Surgery was more effective than medical management for patients with nasal obstruction associated with septal deviation, the multicenter NAIROS trial found.
Patient-reported Sino-Nasal Outcome Test-22 (SNOT-22) scores at 6 months were better in patients who had undergone septoplasty versus those treated with a nasal steroid and saline spray (19.9 vs 39.5, P<0.001), reported researchers led by Sean Carrie, MBChB, of Newcastle Upon Tyne Hospitals NHS Foundation Trust in England.
The difference persisted after adjusting for baseline continuous SNOT-22 score, sex, and baseline Nasal Obstruction and Symptom Evaluation (NOSE) severity, according to the randomized controlled trial published in The BMJ.

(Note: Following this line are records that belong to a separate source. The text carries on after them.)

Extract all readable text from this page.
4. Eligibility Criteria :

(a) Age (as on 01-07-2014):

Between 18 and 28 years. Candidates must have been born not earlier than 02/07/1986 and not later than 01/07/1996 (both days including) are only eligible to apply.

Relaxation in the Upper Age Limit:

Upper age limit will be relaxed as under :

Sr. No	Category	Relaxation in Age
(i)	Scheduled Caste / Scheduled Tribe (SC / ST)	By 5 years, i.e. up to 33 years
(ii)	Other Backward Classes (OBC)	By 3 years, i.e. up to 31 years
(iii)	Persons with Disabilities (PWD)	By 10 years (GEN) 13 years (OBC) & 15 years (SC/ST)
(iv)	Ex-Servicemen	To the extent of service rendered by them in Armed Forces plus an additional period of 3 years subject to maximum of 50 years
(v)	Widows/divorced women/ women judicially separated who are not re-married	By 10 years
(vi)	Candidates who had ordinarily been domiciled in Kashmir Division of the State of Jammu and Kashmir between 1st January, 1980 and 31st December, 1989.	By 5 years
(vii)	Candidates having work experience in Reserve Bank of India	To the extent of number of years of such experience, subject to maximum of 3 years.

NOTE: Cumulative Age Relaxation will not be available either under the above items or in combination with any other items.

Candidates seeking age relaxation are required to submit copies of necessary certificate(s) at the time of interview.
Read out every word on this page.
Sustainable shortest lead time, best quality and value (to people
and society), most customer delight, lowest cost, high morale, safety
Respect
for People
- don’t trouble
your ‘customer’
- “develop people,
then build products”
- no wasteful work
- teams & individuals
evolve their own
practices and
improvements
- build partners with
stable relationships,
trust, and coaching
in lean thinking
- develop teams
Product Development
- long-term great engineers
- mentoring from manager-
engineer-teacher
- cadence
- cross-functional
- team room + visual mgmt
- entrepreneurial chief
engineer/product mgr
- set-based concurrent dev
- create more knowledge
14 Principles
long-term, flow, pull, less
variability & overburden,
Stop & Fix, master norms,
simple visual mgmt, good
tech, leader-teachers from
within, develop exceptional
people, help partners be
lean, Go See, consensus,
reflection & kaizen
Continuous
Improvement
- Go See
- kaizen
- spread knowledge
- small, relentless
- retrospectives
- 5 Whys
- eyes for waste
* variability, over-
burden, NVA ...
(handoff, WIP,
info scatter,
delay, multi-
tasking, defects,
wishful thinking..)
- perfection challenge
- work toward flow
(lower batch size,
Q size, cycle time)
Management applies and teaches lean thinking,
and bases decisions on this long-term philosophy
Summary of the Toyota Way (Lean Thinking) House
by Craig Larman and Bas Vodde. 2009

“We therefore recommend that adults presenting with nasal obstruction associated with a deviated nasal septum, in the absence of coexistent nasal or sinus disease and with a baseline NOSE score >30, can reliably be offered surgery,” the NAIROS group wrote.
A crooked, or deviated, septum is very common, with up to 80% of the population currently experiencing the condition to varying degrees and symptoms. Approximately 250,000 septoplasties are performed in the U.S. each year.
Septoplasty may also be accompanied by an inferior turbinate reduction, which can increase the airflow throughout the nasal cavities.
Annakan Navaratnam, MBBS, and Alfonso Luca Pendolino, MD, both of the Royal National ENT and Eastman Dental Hospitals in London, expressed caution with recommending septoplasty in an accompanying editorial, noting that the results of the present study do not mean “that all patients with nasal blockage and septal deviation should be offered septoplasty over medical management.”
“A major difficulty in evaluation of septoplasty outcomes is a lack of consensus on the classification of septal deformities. The extent and location of nasal septal deviation was not documented in NAIROS,” they continued. “The type of septal deviation present would potentially indicate which patients may benefit most from septoplasty and which surgical approach should be adopted. Advanced surgery in the form of a functional septorhinoplasty may be warranted in some patients with more complex conditions.”
Carrie and colleagues reported there was no difference in SNOT-22 scores between those getting inferior turbinate reduction versus peers who went without it, a decision that had been left to the discretion of the operating surgeon. They suggested that “further multicenter clinical trials should be considered to define the impact of inferior turbinate reduction in combination with septoplasty.”
Overall in NAIROS, patients in the septoplasty group reported 14 serious adverse events compared to the nasal spray group’s nine events. Common serious adverse events included postoperative bleeding, anaesthetic complications, infection, multi-pill overdose, vasovagal episode, overnight hospital admission after surgery, and unrelated trauma.
A total of 378 patients were included in the trial, with 188 randomized to receive septoplasty and 190 a nasal steroid and saline spray. In order to be eligible for the trial, patients needed to exhibit at least moderate symptoms of nasal obstruction, indicated by a NOSE score of 30 or higher out of 100.
The patient population was 67% men, and the average patient age was 39.8 years. The vast majority of patients were white at 88%, followed by Asian patients at 7%.
Treatment was provided by 17 clinics within the U.K.’s National Health Service. For the patients randomized to receive septoplasty, 77% of procedures were performed by consultant surgeons, while 10% were performed by associate specialists, 10% by another grade of surgeon, and 3% did not have the surgical provider’s grade recorded.
For primary outcome assessment, SNOT-22 is validated to assess symptoms related to chronic rhinosinusitis but has been used to assess outcomes after septal surgery, according to Carrie’s group.
The authors reported that septoplasty’s advantage in SNOT-22 scores shrank somewhat but remained significant at 12 months (21.2 vs 30.4, P<0.001).
Researchers did caution that at baseline, 80% of the patients included in the study were categorized as having severe NOSE scores (55-75) or extreme NOSE scores (80-100), making this more likely a population seeking secondary care for nasal obstruction.
Other limitations of NAIROS include disruptions from COVID-19, which forced the suspension of airway clinical assessment and objective measurements of nasal patency from March 2020 onwards. It is also unknown what can be considered a good course of medical management before one resorts to surgery, though consensus opinion from the U.S. recommends conservative therapy for 4 weeks before septoplasty is considered.
The study was supported by funding from the U.K. National Institute for Health and Care Research.
No disclosures were reported by study authors and editorialists.
Source Reference: Carrie S, et al “Clinical effectiveness of septoplasty versus medical management for nasal airways obstruction: multicentre, open label, randomised controlled trial” BMJ 2023; DOI: 10.1136/bmj-2023-075445.
Source Reference: Navaratnam AV, Pendolino AL “Septoplasty for nasal obstruction” BMJ 2023; DOI: 10.1136/bmj.p2341.